Sinead’s eyes were wide, and for a moment resembled her grandson’s. “Well now, you’re formidable, aren’t you?”
“Stupid, stupid, stupid!” Eve kicked her desk as Sinead looked on. “Her mother. Waiting for her mother. Well, who the hell’s her mother? Not that bogus data listing, that’s for damn sure. Deena. She meant Deena.”
“I’m sure she did,” Sinead replied softly.
“Lieutenant, Diana Rodriguez can’t be located. I’ve ordered a full search of the facilities and the grounds. There’s been an unreported breach in the southwest wall. I’m checking on that.”
“You’re checking on it.”
Sinead stood, fascinated, as Eve verbally chewed Officer Otts down to bare bone.
20
“I SHOULD’VE THOUGHT OF IT. I SHOULD’VE known.” She had to calm down, Eve told herself. Feeney was on his way. They’d use the homer implant. They’d track the kid.
“You have thought of it,” Roarke reminded her.
“After it was too late to stop it. To use it. You got a top security facility, you’ve got seasoned cops, and still she walks in, gets the kid, walks out.”
“She’d studied the system, Eve. She’d gotten through it once before. And her motivation was very strong.”

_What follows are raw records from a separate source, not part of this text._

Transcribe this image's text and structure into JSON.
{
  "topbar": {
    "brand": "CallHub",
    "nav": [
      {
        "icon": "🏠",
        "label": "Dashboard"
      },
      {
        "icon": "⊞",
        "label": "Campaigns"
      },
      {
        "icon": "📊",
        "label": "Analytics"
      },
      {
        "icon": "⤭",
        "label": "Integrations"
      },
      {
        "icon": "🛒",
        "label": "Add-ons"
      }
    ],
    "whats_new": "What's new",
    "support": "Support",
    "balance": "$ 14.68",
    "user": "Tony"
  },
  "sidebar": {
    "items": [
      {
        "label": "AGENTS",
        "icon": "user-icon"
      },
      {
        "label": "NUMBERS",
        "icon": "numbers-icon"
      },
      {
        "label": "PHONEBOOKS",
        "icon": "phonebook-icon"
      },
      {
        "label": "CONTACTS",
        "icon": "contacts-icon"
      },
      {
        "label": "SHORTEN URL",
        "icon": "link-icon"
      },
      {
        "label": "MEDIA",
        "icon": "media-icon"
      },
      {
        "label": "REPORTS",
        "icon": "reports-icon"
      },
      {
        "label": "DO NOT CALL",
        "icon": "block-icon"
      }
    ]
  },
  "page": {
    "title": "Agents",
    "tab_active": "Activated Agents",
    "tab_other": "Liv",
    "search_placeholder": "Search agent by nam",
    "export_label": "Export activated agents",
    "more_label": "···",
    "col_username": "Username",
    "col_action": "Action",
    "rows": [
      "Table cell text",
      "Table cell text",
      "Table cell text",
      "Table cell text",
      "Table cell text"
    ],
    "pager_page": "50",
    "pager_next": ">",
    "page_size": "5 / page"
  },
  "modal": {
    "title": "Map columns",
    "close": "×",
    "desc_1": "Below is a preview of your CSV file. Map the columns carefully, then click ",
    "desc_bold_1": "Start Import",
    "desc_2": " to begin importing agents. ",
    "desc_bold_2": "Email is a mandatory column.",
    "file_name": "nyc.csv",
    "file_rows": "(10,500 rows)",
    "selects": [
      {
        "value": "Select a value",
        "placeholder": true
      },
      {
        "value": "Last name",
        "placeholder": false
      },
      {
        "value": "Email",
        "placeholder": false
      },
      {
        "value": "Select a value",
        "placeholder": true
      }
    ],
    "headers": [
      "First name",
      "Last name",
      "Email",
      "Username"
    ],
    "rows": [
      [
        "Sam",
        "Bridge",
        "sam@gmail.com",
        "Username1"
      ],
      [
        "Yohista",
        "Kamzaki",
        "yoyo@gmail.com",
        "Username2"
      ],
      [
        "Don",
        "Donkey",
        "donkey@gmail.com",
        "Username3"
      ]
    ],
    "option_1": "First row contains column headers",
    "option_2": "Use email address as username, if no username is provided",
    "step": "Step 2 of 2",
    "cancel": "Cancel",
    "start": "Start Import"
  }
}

“Which makes me more of an idiot for not realizing the kid was key. She wants to stop it. Will kill to stop it. That’s what I focused on. But the kid, more than a replica of her. She’s from her.”

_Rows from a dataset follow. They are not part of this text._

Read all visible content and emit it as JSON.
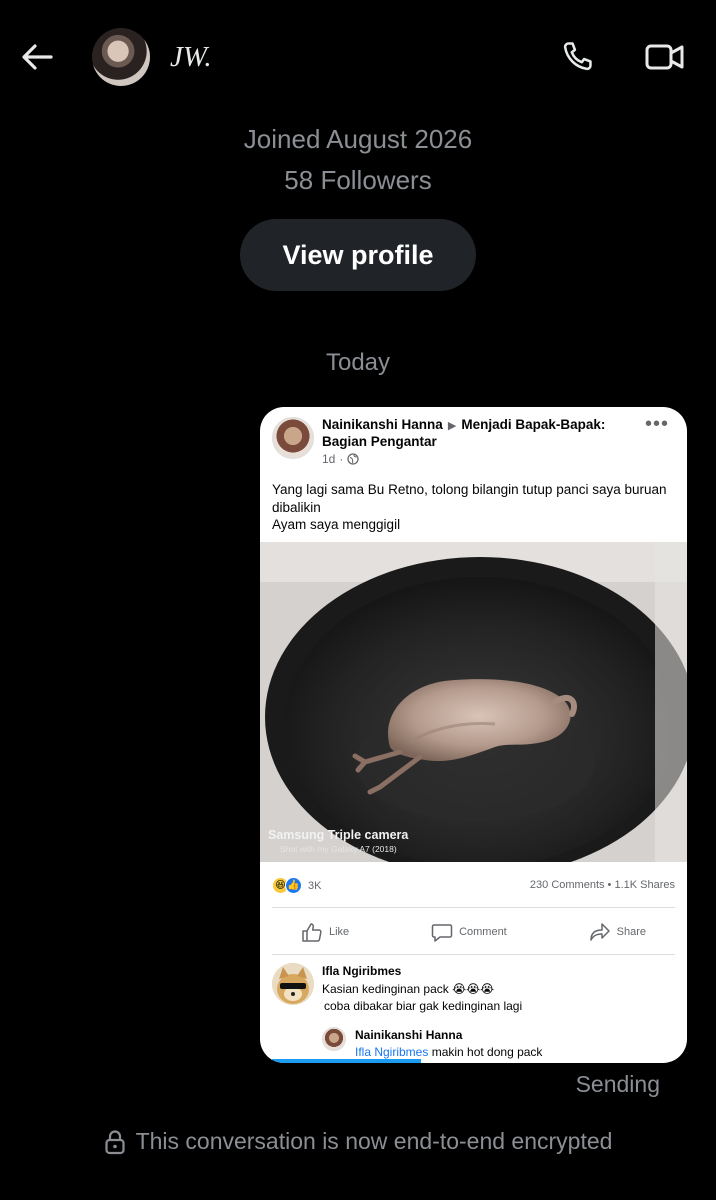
{
  "header": {
    "handle": "JW.",
    "back_icon": "arrow-left-icon",
    "call_icon": "phone-icon",
    "video_icon": "video-camera-icon"
  },
  "profile": {
    "joined": "Joined August 2026",
    "followers": "58 Followers",
    "view_profile_label": "View profile"
  },
  "day_separator": "Today",
  "shared_post": {
    "author": "Nainikanshi Hanna",
    "group": "Menjadi Bapak-Bapak: Bagian Pengantar",
    "time": "1d",
    "text": "Yang lagi sama Bu Retno, tolong bilangin tutup  panci saya buruan dibalikin\nAyam saya menggigil",
    "photo_caption": "Samsung Triple camera",
    "photo_subcaption": "Shot with my Galaxy A7 (2018)",
    "reaction_count": "3K",
    "engagement": "230 Comments • 1.1K Shares",
    "actions": {
      "like": "Like",
      "comment": "Comment",
      "share": "Share"
    },
    "comment": {
      "author": "Ifla Ngiribmes",
      "line1": "Kasian kedinginan pack 😭😭😭",
      "line2": "coba dibakar biar gak kedinginan lagi"
    },
    "reply": {
      "author": "Nainikanshi Hanna",
      "mention": "Ifla Ngiribmes",
      "text": " makin hot dong pack"
    },
    "upload_progress": 0.37
  },
  "status": "Sending",
  "encryption_notice": "This conversation is now end-to-end encrypted",
  "colors": {
    "background": "#000000",
    "muted_text": "#8b8f94",
    "button_bg": "#202327",
    "facebook_blue": "#1877f2",
    "progress_blue": "#1d9bf0"
  }
}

“Her child,” Roarke agreed. “Obviously knowing Diana existed was one thing. Seeing her, face to face, pushed getting her out to priority.”
“She wasn’t trained the same as Avril,” Eve pointed out. “Look at her records. Languages, electronics, comp sciences, martial arts training, international law and global studies, weaponry, explosives. Light on domestic sciences.”

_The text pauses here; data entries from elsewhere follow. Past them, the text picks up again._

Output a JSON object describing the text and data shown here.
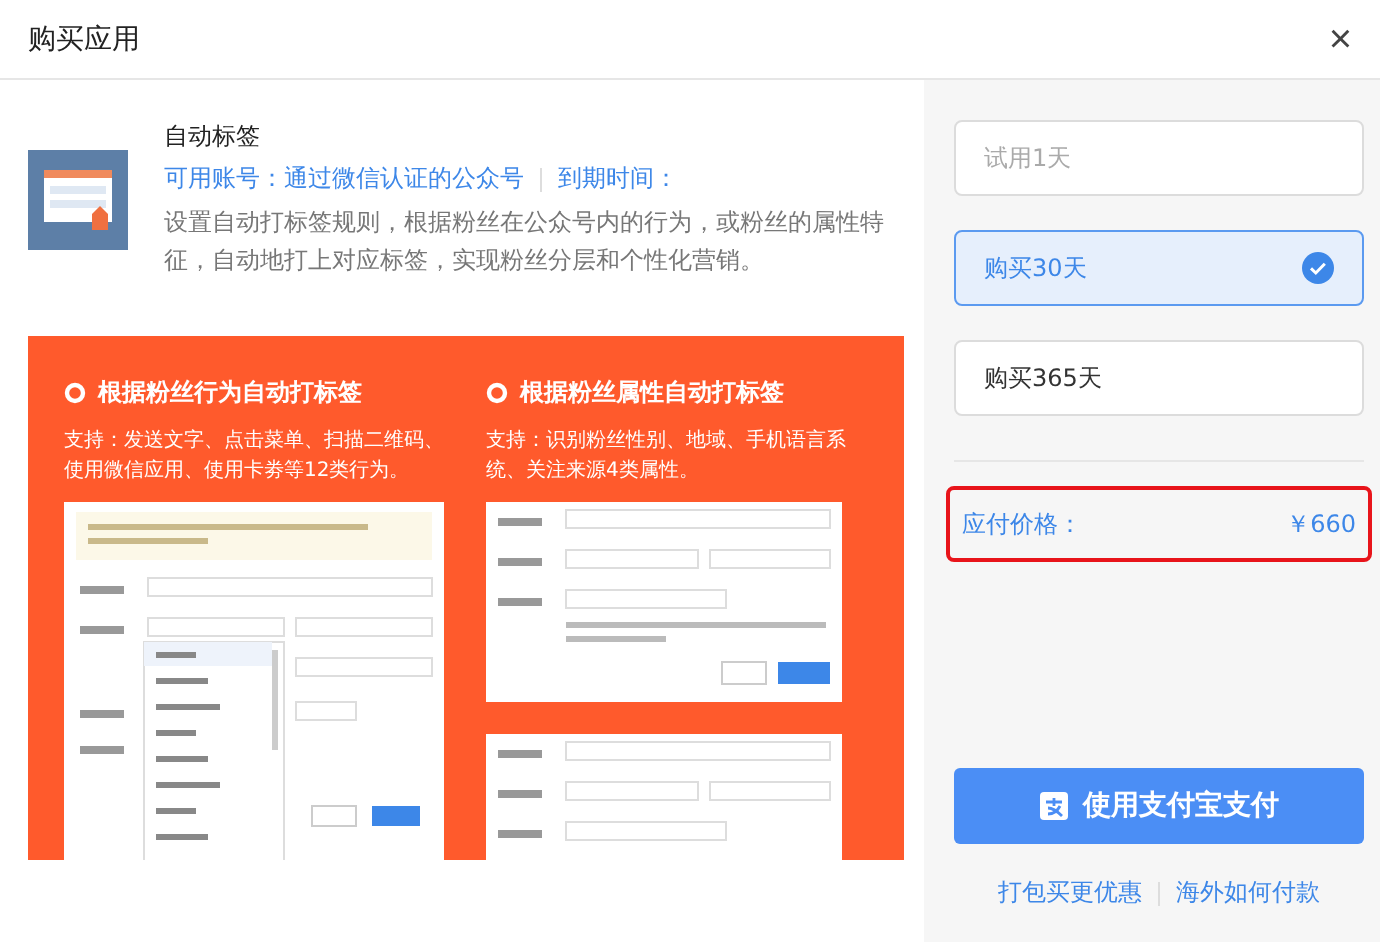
{
  "dialog": {
    "title": "购买应用",
    "close": "×"
  },
  "app": {
    "name": "自动标签",
    "account_label": "可用账号：通过微信认证的公众号",
    "expiry_label": "到期时间：",
    "description": "设置自动打标签规则，根据粉丝在公众号内的行为，或粉丝的属性特征，自动地打上对应标签，实现粉丝分层和个性化营销。"
  },
  "banner": {
    "columns": [
      {
        "heading": "根据粉丝行为自动打标签",
        "support": "支持：发送文字、点击菜单、扫描二维码、使用微信应用、使用卡劵等12类行为。",
        "kind": "behavior"
      },
      {
        "heading": "根据粉丝属性自动打标签",
        "support": "支持：识别粉丝性别、地域、手机语言系统、关注来源4类属性。",
        "kind": "attribute"
      }
    ]
  },
  "plans": [
    {
      "label": "试用1天",
      "selected": false,
      "disabled": true
    },
    {
      "label": "购买30天",
      "selected": true,
      "disabled": false
    },
    {
      "label": "购买365天",
      "selected": false,
      "disabled": false
    }
  ],
  "price": {
    "label": "应付价格：",
    "value": "￥660",
    "highlighted": true
  },
  "pay_button": "使用支付宝支付",
  "links": [
    "打包买更优惠",
    "海外如何付款"
  ]
}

“Training her to be a soldier.”
“No, a spook.” Furious with herself, she shoved at her hair. “I’m betting spook. Infiltrate covert ops, move up the ranks. But she used her training to get out, stay gone. The murders looked professional because they were. They looked personal because they were.”
“They . . . encoded her . . .” Roarke said, for lack of a better term, “. . . to do exactly what she did.”
“That’s the point, and the point Legal will use if and when she goes to trial. See here? They shifted training with Diana somewhat. Trying to prevent her from repeating the same pattern. Add in more of the domestic sciences, push art appreciation, theater, music. Blah, blah. Maybe, maybe it would’ve worked. But here comes the intangible. She sees the person she considers her mother.”
He was working on the center, manually now, his sleeves rolled up, his hair tied back. “If they’ve based anything here, they’ve covered themselves brilliantly. Every area is fully accounted for.”
“Okay, forget that, forget it.” She pressed her fingers to her temples as if to clear her brain. “This is your place, your base. Where do you put it?”
He pushed back, considered. “Well, you go under. This isn’t the sort of thing you can run cleverly in plain sight. That’s the most fun, of course, but you can’t mix this—or not all of it, not the core of it—in with the work-a-day. Some of the lab business, yes. With the setup they’ve got, you’ve plenty of checkpoints there. Certainly you could do alterations, sculpting, the subliminals, whatever you liked in any number of locations. But for the creating, the—for lack of a better word—the gestating. You’d need maximum cover.”
“Sublevel, then.” She leaned over him, studied the screen. “How do we get in?”
“Are we breaking and entering, darling? You’ll get me stirred up.”